A physical NIC connected to VMSWITCH is represented as NDIS protocol and does packet I/O via NDIS interfaces defined for a protocol driver. The host vNIC is represented by an NDIS Miniport in VMSWITCH and does packet I/O via NDIS interfaces defined for a miniport driver. The legacy NIC is supported by emulation running in VMWP process and is represented in VMSWITCH as direct I/O NIC. It uses IRP_MJ_READ and IRP_MJ_WRITE to do packet I/O with VMSWITCH. Lastly, a virtual NIC in the VM is represented as VM NIC in VMSWITCH and uses VMBUS interfaces for packet I/O.
Core Packet Processing
The core VMSWITCH packet processing logic has three layers, Ingress, Forwarding and Egress. In the initial version, we called it Source, Route and Destination. In the source processing step, we applied various source vPort specific policies on the packet and if the packet was not dropped, then we did the packet forwarding processing and once we computed the destination vPort list of the packet, for each destination, we applied destination vPort specific policies. Packets that did not get dropped based on these policies were delivered to their destination vPort(s).
All NIC entry points to VMSWITCH do the interface specific processing on the packets and convert the packets from interface specific format to a common format that is fed to VMSWITCH packet processing pipeline. The VMSWITCH packet processing code is largely independent of the type of NIC, except for cases where offload handling is needed, since offloads are specific to the type of NIC. The modularity of this architecture made is easy for us to move VMSWITCH to Extensible VMSWITCH during Windows Server 2012 release with minimal changes to our core packet processing logic.
Performance
The packet processing pipeline of VMSWITCH is largely lock free, allowing for parallel processing of packets. By using features such as VMQ, VMSWITCH is able to utilize any available CPU for packet processing and carry those out without requiring serialization as much as possible. Most of the operations are lock free and where lock is needed, they are either held for short duration or interlocked operations are used. As an example of lock free operation, VMSWITCH maintains various packet counters on vSwitch, vPort and NIC objects. Updating to these counters atomically can add significant CPU cycles to the overall packet processing cost.
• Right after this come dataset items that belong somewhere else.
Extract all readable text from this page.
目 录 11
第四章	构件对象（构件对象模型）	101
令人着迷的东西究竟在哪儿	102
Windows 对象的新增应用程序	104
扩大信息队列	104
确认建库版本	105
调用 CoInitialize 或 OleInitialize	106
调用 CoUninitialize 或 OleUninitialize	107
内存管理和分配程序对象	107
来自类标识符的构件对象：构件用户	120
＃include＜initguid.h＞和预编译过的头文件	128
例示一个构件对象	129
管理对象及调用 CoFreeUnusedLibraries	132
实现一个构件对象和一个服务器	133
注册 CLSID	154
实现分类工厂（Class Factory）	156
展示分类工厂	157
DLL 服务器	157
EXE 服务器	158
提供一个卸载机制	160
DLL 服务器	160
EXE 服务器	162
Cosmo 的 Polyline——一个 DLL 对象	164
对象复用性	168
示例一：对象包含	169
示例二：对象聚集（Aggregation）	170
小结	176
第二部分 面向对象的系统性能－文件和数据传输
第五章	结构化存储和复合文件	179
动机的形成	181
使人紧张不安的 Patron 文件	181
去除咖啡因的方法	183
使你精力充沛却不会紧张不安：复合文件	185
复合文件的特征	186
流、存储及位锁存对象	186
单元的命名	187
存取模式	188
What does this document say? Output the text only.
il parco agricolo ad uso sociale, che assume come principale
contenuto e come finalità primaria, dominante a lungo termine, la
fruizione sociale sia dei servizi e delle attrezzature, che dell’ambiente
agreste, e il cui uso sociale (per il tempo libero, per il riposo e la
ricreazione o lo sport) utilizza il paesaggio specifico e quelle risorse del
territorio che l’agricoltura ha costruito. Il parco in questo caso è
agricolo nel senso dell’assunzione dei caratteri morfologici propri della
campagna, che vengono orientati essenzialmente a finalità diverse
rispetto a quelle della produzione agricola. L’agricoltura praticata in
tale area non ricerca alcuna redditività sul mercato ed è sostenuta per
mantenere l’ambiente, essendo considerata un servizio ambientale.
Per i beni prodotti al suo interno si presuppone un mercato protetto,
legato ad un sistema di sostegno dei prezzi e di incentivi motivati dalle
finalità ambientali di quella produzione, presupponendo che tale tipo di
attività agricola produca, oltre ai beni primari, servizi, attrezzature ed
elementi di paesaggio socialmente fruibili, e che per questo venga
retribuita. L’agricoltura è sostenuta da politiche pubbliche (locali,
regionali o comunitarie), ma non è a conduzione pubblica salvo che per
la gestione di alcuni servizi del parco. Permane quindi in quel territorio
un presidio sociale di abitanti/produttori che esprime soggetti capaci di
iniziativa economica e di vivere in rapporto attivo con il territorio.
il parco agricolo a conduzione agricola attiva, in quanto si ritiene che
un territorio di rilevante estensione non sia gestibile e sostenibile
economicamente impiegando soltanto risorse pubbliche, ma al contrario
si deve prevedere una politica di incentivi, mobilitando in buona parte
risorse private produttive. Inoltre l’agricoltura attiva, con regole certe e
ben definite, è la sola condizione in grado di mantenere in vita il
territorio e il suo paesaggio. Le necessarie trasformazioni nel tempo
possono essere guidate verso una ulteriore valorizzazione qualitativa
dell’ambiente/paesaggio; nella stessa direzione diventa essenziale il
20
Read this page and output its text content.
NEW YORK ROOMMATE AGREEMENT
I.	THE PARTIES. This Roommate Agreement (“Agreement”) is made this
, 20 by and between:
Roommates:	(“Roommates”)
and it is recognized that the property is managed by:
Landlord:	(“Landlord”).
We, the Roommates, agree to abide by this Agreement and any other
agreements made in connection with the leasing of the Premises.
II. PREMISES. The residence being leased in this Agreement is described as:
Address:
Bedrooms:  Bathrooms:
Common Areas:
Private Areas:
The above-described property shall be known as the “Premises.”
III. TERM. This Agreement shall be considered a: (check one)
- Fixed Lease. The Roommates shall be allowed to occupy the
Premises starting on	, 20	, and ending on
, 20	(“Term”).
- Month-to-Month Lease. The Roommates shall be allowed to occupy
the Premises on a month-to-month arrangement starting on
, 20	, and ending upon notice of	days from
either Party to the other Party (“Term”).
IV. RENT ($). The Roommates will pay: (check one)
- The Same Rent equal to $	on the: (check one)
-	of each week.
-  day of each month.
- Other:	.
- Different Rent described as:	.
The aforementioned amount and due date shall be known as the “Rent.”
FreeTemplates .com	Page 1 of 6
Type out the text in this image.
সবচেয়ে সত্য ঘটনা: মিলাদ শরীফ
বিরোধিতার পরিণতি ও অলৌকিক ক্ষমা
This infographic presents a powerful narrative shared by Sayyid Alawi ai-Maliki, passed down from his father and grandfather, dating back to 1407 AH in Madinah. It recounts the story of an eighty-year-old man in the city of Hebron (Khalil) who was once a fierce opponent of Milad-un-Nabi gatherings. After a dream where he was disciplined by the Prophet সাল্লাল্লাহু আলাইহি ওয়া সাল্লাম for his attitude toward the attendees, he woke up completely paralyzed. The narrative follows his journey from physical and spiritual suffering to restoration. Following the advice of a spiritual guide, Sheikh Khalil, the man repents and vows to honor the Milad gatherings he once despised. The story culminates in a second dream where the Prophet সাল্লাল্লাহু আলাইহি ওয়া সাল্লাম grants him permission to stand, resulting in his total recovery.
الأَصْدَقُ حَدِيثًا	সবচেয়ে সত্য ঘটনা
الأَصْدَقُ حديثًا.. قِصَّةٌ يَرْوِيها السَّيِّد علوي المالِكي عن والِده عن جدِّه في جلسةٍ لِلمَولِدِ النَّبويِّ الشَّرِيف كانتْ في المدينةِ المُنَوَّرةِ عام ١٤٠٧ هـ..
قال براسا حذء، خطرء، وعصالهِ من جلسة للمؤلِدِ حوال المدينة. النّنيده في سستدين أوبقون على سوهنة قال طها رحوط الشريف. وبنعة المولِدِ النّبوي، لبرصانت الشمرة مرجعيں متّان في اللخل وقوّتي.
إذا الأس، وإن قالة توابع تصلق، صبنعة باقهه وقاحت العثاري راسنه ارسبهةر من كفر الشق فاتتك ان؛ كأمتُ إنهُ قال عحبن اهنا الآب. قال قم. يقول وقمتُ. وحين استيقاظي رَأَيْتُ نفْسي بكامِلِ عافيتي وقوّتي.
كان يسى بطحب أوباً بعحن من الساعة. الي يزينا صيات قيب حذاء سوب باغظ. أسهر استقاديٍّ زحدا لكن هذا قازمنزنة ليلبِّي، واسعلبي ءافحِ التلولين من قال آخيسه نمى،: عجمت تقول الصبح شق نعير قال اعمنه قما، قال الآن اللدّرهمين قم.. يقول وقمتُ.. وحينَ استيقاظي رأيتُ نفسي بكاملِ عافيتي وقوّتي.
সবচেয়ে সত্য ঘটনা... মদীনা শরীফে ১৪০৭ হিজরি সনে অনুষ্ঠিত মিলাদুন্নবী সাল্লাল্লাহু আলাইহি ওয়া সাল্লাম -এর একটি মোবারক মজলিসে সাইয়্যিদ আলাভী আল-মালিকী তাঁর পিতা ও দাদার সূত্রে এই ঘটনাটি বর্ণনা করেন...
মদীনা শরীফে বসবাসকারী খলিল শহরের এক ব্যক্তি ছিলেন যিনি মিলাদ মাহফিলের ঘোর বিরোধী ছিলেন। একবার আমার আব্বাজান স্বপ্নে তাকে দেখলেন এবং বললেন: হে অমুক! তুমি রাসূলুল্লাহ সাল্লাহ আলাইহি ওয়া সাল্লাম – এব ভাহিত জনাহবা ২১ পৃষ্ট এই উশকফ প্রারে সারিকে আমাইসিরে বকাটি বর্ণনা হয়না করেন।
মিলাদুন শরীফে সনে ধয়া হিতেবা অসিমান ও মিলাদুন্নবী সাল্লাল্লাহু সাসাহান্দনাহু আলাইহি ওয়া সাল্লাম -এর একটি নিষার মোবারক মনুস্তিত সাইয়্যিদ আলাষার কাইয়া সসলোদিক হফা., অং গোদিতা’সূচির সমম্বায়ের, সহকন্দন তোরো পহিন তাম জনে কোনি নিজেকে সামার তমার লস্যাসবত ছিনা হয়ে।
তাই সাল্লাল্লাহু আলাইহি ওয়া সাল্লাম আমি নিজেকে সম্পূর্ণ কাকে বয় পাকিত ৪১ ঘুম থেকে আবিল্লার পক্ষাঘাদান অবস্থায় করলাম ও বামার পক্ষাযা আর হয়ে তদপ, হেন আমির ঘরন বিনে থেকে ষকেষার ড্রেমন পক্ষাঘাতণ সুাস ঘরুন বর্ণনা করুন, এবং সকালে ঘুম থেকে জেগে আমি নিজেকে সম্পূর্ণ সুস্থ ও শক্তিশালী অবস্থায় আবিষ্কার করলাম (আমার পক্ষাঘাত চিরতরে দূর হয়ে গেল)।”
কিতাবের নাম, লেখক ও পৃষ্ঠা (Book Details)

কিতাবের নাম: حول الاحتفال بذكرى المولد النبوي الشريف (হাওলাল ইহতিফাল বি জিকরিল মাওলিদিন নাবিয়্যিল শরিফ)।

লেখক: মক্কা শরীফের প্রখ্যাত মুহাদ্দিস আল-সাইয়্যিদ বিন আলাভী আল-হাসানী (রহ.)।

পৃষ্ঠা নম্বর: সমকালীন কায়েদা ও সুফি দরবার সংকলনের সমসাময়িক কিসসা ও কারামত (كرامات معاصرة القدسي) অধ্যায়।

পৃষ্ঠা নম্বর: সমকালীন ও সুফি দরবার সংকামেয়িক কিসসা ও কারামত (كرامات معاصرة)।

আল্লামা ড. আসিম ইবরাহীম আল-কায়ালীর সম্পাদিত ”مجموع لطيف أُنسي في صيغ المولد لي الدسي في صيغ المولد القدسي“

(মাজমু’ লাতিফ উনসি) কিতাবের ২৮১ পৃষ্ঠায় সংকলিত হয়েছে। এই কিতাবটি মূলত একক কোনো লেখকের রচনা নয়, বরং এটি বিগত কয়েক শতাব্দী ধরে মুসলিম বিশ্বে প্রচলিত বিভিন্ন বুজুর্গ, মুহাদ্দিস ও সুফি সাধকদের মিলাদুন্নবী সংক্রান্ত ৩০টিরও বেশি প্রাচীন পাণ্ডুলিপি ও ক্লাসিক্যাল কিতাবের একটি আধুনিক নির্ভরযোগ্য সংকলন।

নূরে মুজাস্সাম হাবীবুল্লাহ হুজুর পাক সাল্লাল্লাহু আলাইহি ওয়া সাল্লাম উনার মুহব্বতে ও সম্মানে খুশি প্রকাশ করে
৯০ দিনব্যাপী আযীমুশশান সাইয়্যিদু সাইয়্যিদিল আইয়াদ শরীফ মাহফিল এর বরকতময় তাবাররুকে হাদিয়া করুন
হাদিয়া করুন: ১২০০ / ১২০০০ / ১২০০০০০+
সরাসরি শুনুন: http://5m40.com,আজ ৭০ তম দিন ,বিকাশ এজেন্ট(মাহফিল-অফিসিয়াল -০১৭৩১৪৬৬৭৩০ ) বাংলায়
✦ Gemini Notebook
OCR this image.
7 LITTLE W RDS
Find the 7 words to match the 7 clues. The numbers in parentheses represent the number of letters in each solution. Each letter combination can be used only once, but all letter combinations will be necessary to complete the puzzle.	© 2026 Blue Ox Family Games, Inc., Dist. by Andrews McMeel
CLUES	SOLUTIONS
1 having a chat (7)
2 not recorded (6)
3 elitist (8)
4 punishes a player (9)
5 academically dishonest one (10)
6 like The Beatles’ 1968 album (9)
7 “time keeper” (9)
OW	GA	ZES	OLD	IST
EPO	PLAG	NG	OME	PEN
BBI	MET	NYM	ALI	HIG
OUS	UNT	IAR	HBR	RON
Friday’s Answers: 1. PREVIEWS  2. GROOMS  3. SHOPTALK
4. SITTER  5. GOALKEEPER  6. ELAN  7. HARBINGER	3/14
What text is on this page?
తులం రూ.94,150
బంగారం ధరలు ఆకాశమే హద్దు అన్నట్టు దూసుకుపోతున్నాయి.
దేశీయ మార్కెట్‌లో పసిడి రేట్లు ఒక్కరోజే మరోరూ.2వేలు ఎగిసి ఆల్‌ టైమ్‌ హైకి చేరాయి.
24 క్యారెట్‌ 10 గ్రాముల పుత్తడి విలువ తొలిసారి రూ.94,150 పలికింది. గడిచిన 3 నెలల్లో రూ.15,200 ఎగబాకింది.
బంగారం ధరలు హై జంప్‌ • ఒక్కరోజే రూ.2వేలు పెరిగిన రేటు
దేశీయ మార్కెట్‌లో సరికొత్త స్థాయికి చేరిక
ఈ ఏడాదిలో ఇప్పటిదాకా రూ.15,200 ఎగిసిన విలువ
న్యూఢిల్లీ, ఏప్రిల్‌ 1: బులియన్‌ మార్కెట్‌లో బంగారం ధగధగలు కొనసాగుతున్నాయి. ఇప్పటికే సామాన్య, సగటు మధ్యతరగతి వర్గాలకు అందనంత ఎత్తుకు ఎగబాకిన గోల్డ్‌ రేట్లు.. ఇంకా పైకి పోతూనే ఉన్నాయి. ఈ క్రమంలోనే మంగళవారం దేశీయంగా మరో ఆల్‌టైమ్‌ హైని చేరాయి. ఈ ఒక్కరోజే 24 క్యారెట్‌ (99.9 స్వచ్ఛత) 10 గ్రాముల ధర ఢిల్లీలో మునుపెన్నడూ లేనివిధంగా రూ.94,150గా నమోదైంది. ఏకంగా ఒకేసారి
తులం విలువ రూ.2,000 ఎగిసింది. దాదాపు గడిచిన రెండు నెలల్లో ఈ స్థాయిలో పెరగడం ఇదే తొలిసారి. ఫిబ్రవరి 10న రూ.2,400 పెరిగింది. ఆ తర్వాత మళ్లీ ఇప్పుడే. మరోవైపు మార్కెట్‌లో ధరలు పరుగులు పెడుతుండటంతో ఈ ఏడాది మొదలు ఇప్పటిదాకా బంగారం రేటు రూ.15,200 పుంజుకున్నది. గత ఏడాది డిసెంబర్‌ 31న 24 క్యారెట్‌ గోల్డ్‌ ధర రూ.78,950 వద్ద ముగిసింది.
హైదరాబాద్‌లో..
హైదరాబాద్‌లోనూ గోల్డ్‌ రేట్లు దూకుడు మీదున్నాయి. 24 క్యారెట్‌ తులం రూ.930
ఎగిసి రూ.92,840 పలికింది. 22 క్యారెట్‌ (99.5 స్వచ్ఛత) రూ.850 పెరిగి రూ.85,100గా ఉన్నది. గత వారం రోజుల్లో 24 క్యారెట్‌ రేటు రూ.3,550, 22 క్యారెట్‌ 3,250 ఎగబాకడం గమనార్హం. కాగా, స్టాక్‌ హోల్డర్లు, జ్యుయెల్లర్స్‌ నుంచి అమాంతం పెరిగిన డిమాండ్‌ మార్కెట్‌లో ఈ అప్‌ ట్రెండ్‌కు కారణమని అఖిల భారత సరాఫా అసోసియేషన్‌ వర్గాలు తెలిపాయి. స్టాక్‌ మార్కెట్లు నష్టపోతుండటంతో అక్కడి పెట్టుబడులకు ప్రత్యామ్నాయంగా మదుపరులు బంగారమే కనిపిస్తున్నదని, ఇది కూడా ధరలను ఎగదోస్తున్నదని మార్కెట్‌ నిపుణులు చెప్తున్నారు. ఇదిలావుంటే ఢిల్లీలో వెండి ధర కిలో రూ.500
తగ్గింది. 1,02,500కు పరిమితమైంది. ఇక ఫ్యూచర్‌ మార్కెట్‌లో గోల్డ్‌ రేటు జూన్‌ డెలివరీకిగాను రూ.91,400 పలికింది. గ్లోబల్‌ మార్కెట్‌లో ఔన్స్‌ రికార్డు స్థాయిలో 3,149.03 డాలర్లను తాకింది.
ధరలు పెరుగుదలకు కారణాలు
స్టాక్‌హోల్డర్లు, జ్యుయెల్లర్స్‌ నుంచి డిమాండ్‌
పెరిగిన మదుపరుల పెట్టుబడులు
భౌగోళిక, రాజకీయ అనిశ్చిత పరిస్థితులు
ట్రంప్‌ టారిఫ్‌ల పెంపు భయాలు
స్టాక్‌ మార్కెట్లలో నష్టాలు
To reduce (or almost eliminate) this overhead, per processor packet counters are used that are updated at DISPATCH_LEVEL thus providing lock free updates to these. A per processor counter design makes querying of packet counters less efficient, because now we have to add all per-processor counters. However, since querying of counters is not very frequent as compared to updating the counters on data path, the optimization helps in the critical path i.e. the core packet processing. Similar techniques are used to make sure that overall packet processing is highly parallel and efficient. This coupled with offload support is able to provide performance that is needed by some of the most demanding workloads running in VMs.
This is all I have for today, in future posts I would talk about VMSWITCH offload support, Extensibility model and more.